Several years later, two U.S. officials said, Salinas Altes was again briefly a subject of scrutiny when intelligence officials intercepted a drug trafficker's telephone call for a "General Salinas." They described the report as disturbing but unclear.

Most recently, U.S. officials became concerned again this summer when it emerged that Salinas Altes and several other senior officers had met with a top lieutenant of Carrillo Fuentes. According to a military document published in the Mexican magazine Proceso that appears to be notes from the Jan. 14 meeting, the lieutenant, Eduardo Gonzalez Quirarte, said the trafficker had offered essentially to clean up his business -- halting the sale of drugs in Mexico, eschewing violence, helping the economy -- if he were allowed to keep half his fortune and continue operating in peace.

Salinas Altes was interviewed at his Mexico City offices on condition that he not be questioned about the allegations against him, but only about the cooperative efforts he oversees as the military's representative to an anti-drug group of senior officials from the two countries.

But in a separate interview, Gen. Tomas Angeles Dauahare, a senior aide to Mexico's defense minister, Gen. Enrique Cervantes Aguirre, dismissed the allegations against Salinas Altes vehemently.

Angeles said that in the 1992 episode, Mexican military officials received an unsigned U.S. report forwarded from the Foreign Ministry. After an extensive investigation, in which U.S. officials did not answer repeated requests for supplementary information, he said, it was found that the guilty officer was in fact a Gen. Javier Salinas Payares, the commander of a military air base, and that he was eventually imprisoned in the case.

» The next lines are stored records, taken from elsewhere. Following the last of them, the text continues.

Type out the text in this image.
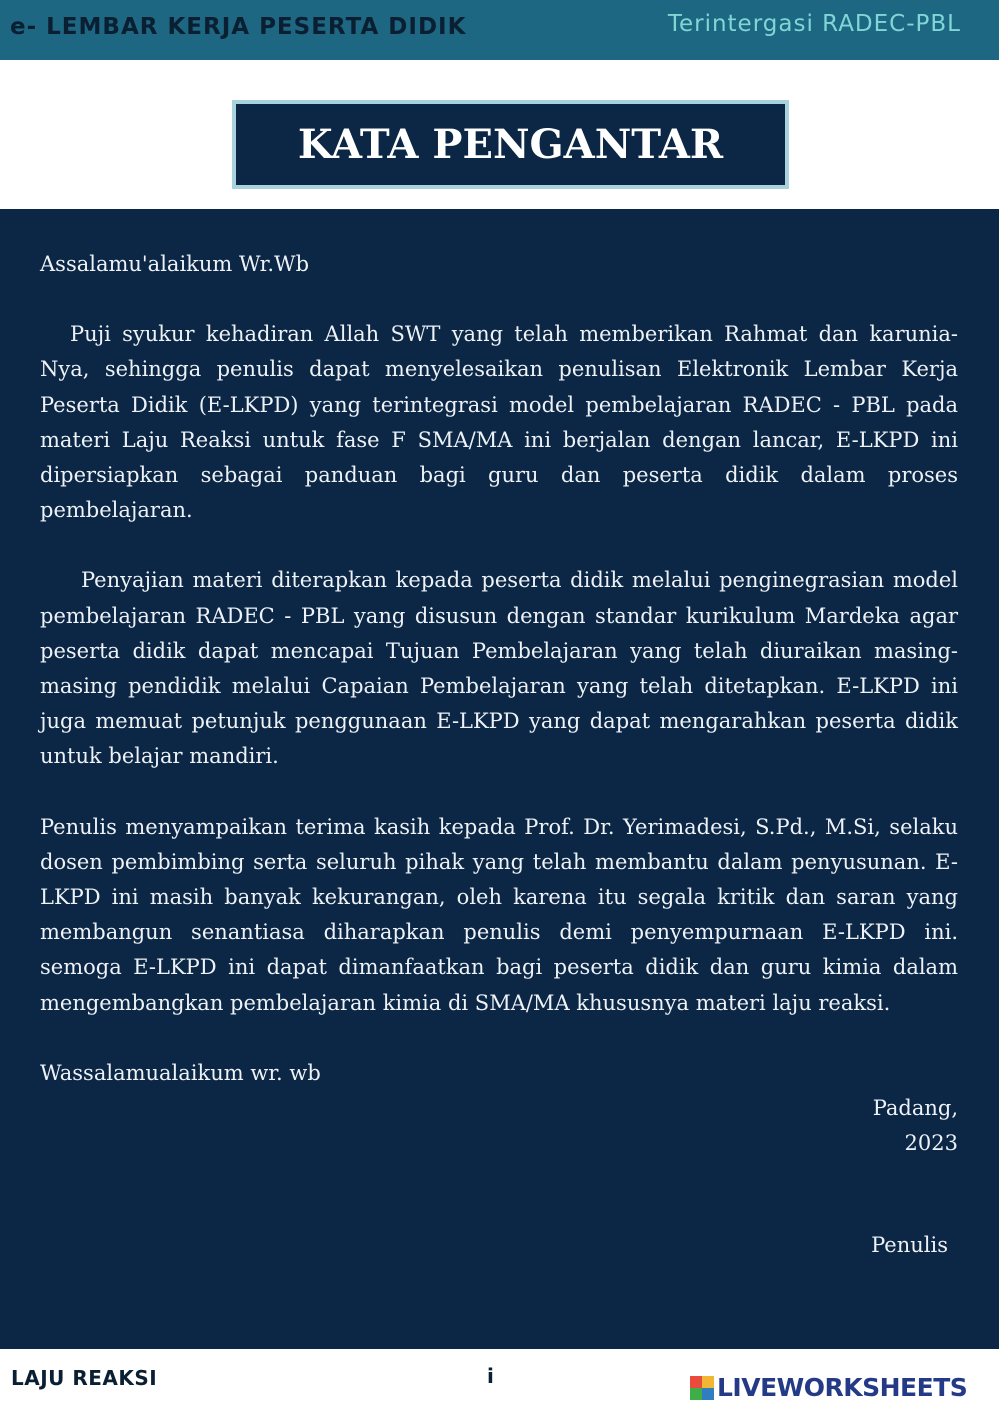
e- LEMBAR KERJA PESERTA DIDIK	Terintergasi RADEC-PBL
KATA PENGANTAR

Assalamu'alaikum Wr.Wb

Puji syukur kehadiran Allah SWT yang telah memberikan Rahmat dan karunia-Nya, sehingga penulis dapat menyelesaikan penulisan Elektronik Lembar Kerja Peserta Didik (E-LKPD) yang terintegrasi model pembelajaran RADEC - PBL pada materi Laju Reaksi untuk fase F SMA/MA ini berjalan dengan lancar, E-LKPD ini dipersiapkan sebagai panduan bagi guru dan peserta didik dalam proses pembelajaran.

Penyajian materi diterapkan kepada peserta didik melalui penginegrasian model pembelajaran RADEC - PBL yang disusun dengan standar kurikulum Mardeka agar peserta didik dapat mencapai Tujuan Pembelajaran yang telah diuraikan masing-masing pendidik melalui Capaian Pembelajaran yang telah ditetapkan. E-LKPD ini juga memuat petunjuk penggunaan E-LKPD yang dapat mengarahkan peserta didik untuk belajar mandiri.

Penulis menyampaikan terima kasih kepada Prof. Dr. Yerimadesi, S.Pd., M.Si, selaku dosen pembimbing serta seluruh pihak yang telah membantu dalam penyusunan. E-LKPD ini masih banyak kekurangan, oleh karena itu segala kritik dan saran yang membangun senantiasa diharapkan penulis demi penyempurnaan E-LKPD ini. semoga E-LKPD ini dapat dimanfaatkan bagi peserta didik dan guru kimia dalam mengembangkan pembelajaran kimia di SMA/MA khususnya materi laju reaksi.

Wassalamualaikum wr. wb

Padang,
2023
Penulis
LAJU REAKSI	i	LIVEWORKSHEETS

Similarly, Angeles said there was no evidence that Salinas Altes had acted inappropriately in meeting with Gonzalez Quirarte, who he said had posed as a young businessman with information about the Carrillo Fuentes mob.

"He spoke about Amado Carrillo," Angeles said. "He gave information about the drug organization internationally. It was only discovered later that this was Eduardo Gonzalez Quirarte."

Angeles also strongly denied a claim made by Gutierrez Rebollo during his trial that Gonzalez Quirarte had two other meetings and that he paid a $6 million down payment on a promised gratuity of $60 million to government officials.

"You can be fully certain that had he done that, he would have been arrested because that is bribery," Angeles said. Referring to Gutierrez Rebollo, he added, "That is characteristic of his accusations -- the lies, the infamy, the slander."

One current and one former U.S. official said there was credible information that Gonzalez Quirarte had been to see military officials more than once, and they added that a recent assessment of Gutierrez Rebollo's testimony concluded that much of it was true.